Figure 6. The principle in accelerated Z-phase transformation is to avoid growth of Z-phase,
and thereby obtaining a stable fine distribution of nitrides which contributes to creep strength.
6. Summary
The long-term creep strength of the new generation of martensitic creep resistant 9-12%Cr
steels since the well-known steel Grade 91 relies strongly on particle strengthening by fine
MN nitrides based on V and Nb. The MN nitrides may be replaced by the thermodynamically
more stable Z-phases, Cr(V,Nb)N causing a breakdown in long-term creep strength.

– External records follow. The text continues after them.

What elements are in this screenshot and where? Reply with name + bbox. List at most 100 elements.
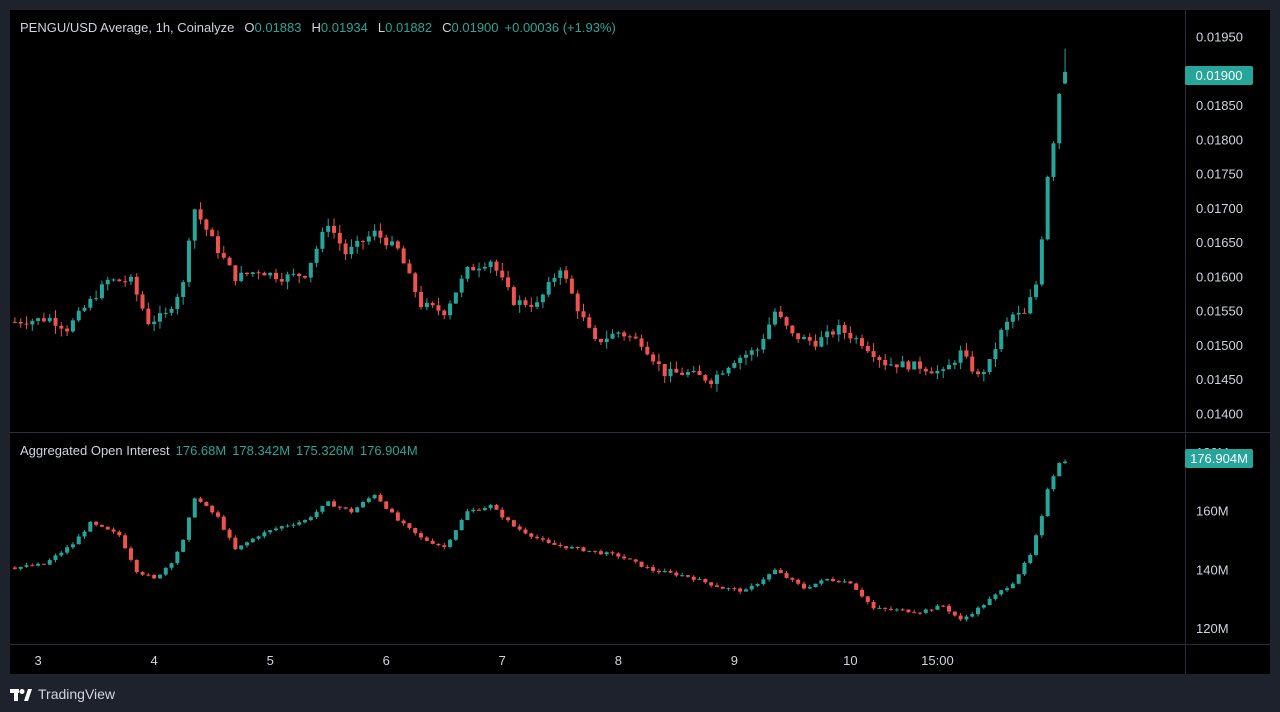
time-tick-7: 10 (843, 653, 857, 668)
price-candle-144 (848, 332, 853, 339)
oi-candle-4 (36, 563, 41, 566)
price-candle-25 (157, 313, 162, 322)
price-candle-26 (163, 312, 168, 314)
chart-canvas[interactable]: 0.01950 0.01900 0.01850 0.01800 0.01750 0.017… (10, 10, 1270, 674)
price-candle-13 (88, 298, 93, 308)
oi-candle-161 (947, 605, 952, 612)
tradingview-logo-icon[interactable] (10, 687, 32, 702)
price-candle-5 (41, 318, 46, 322)
price-candle-127 (749, 350, 754, 355)
oi-candle-139 (819, 580, 824, 584)
price-candle-101 (598, 339, 603, 343)
oi-candle-61 (366, 498, 371, 502)
price-candle-19 (123, 281, 128, 283)
oi-candle-147 (865, 596, 870, 602)
time-tick-2: 5 (267, 653, 274, 668)
oi-candle-164 (964, 616, 969, 620)
oi-candle-93 (552, 542, 557, 545)
price-candle-87 (517, 300, 522, 305)
price-candle-81 (482, 266, 487, 269)
price-candle-51 (308, 262, 313, 278)
oi-candle-19 (123, 535, 128, 549)
price-candle-128 (755, 349, 760, 351)
price-candle-65 (390, 241, 395, 246)
price-candle-50 (303, 276, 307, 278)
price-candle-42 (256, 272, 261, 274)
price-candle-145 (854, 338, 859, 340)
brand-name[interactable]: TradingView (38, 686, 116, 702)
price-candle-70 (419, 292, 424, 308)
time-tick-1: 4 (151, 653, 158, 668)
price-candle-117 (691, 370, 696, 373)
oi-candle-45 (273, 528, 278, 531)
oi-candle-0 (12, 567, 17, 569)
oi-candle-132 (778, 569, 783, 574)
oi-value-2: 178.342M (232, 443, 291, 458)
price-tick-10: 0.01450 (1196, 372, 1243, 387)
oi-candle-43 (262, 532, 267, 537)
price-candle-20 (128, 276, 133, 282)
oi-candle-87 (517, 526, 522, 530)
price-candle-161 (947, 364, 952, 370)
oi-candle-37 (227, 529, 232, 538)
oi-candle-35 (215, 512, 220, 517)
price-candle-30 (186, 240, 191, 283)
last-price-badge: 0.01900 (1185, 66, 1253, 85)
oi-candle-133 (784, 573, 789, 578)
oi-candle-160 (941, 605, 946, 607)
price-candle-23 (146, 308, 151, 325)
price-candle-109 (645, 346, 650, 355)
price-tick-7: 0.01600 (1196, 269, 1243, 284)
price-candle-150 (883, 360, 888, 366)
oi-candle-92 (546, 539, 551, 543)
price-candle-77 (459, 278, 464, 293)
oi-candle-68 (407, 523, 412, 528)
oi-candle-62 (372, 494, 377, 499)
oi-candle-66 (395, 512, 400, 521)
price-tick-0: 0.01950 (1196, 30, 1243, 45)
oi-candle-20 (128, 548, 133, 560)
price-candle-46 (279, 279, 284, 282)
oi-candle-97 (575, 547, 580, 549)
price-candle-173 (1016, 312, 1021, 315)
oi-candle-16 (105, 526, 110, 530)
price-candle-112 (662, 364, 667, 377)
price-candle-156 (918, 361, 923, 369)
price-candle-85 (506, 277, 511, 288)
oi-candle-148 (871, 601, 876, 609)
price-candle-58 (349, 246, 354, 255)
oi-candle-59 (355, 507, 360, 513)
oi-candle-76 (453, 530, 458, 540)
oi-tick-1: 160M (1196, 504, 1229, 519)
price-candle-169 (993, 349, 998, 360)
price-candle-175 (1028, 297, 1033, 314)
price-candle-8 (59, 325, 64, 329)
price-candle-17 (111, 279, 116, 281)
price-candle-170 (999, 329, 1004, 350)
price-candle-39 (239, 272, 244, 282)
oi-candle-103 (610, 552, 615, 554)
price-candle-135 (796, 333, 801, 340)
oi-candle-169 (993, 594, 998, 599)
price-candle-164 (964, 350, 969, 357)
price-candle-71 (424, 302, 429, 308)
price-candle-136 (801, 337, 806, 340)
chart-frame[interactable]: 0.01950 0.01900 0.01850 0.01800 0.01750 0.017… (10, 10, 1270, 674)
oi-candle-79 (471, 509, 476, 512)
oi-candle-85 (506, 517, 511, 521)
price-candle-137 (807, 337, 812, 341)
price-candle-33 (204, 219, 209, 230)
oi-candle-81 (482, 508, 487, 511)
price-candle-129 (761, 338, 766, 350)
oi-candle-98 (581, 547, 586, 552)
oi-candle-180 (1057, 463, 1062, 477)
price-candle-134 (790, 325, 795, 334)
price-candle-86 (511, 287, 516, 305)
price-candle-168 (987, 359, 992, 372)
oi-candle-144 (848, 581, 853, 584)
price-candle-68 (407, 263, 412, 274)
price-candle-113 (668, 368, 673, 377)
price-candle-167 (981, 371, 986, 375)
oi-tick-3: 120M (1196, 621, 1229, 636)
price-candle-59 (355, 240, 360, 247)
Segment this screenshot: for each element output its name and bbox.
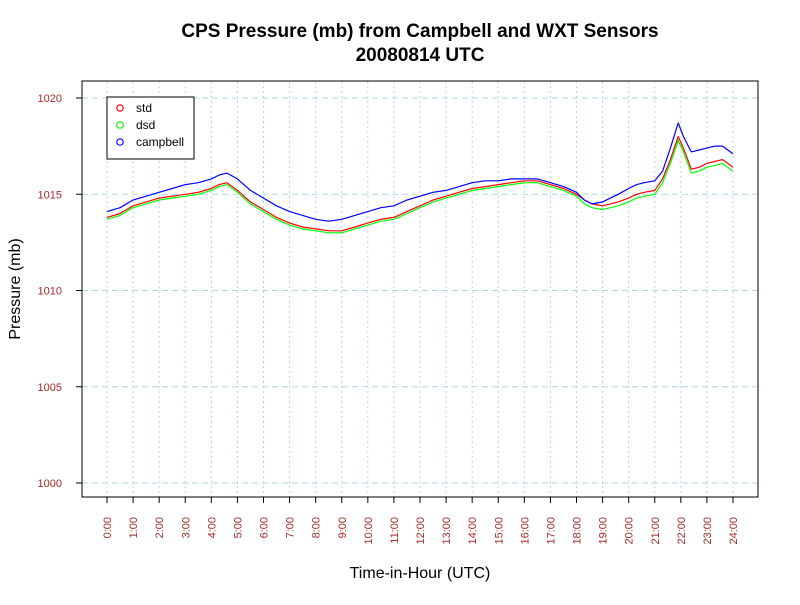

Thermodynamic modelling show that Cr contents above 10.5% strongly accelerates Z-phase
precipitation and the breakdown in creep strength. This explains the lack of success for all
attempts to develop martensitic creep resistant steels with high Cr content for oxidation
protection.
Careful control of the Z-phase precipitation process has led to the design of experimental
12%Cr martensitic steels strengthened by Z-phase. Such steels may again enable the
combination of high strength and oxidation resistance in the same alloy. This opens a new
pathway for further alloy development of the heat resistant martensitic steels.
If successful, the 12%Cr martensitic steels strengthened by Z-phase could enable the
construction of low cost USC power plants with steam parameters approaching 325bar/650°C
entirely based on steels.
Acknowledgments
Financial support from the power utilities DONG Energy and Vattenfall GN is kindly
acknowledged. The described work is part of the European COST 536 ACCEPT action and
the Swedish CROX project supported by the SSF (Stiftelsen för Strategisk Forskning) and the
VGB Research Foundation (Project no. 266).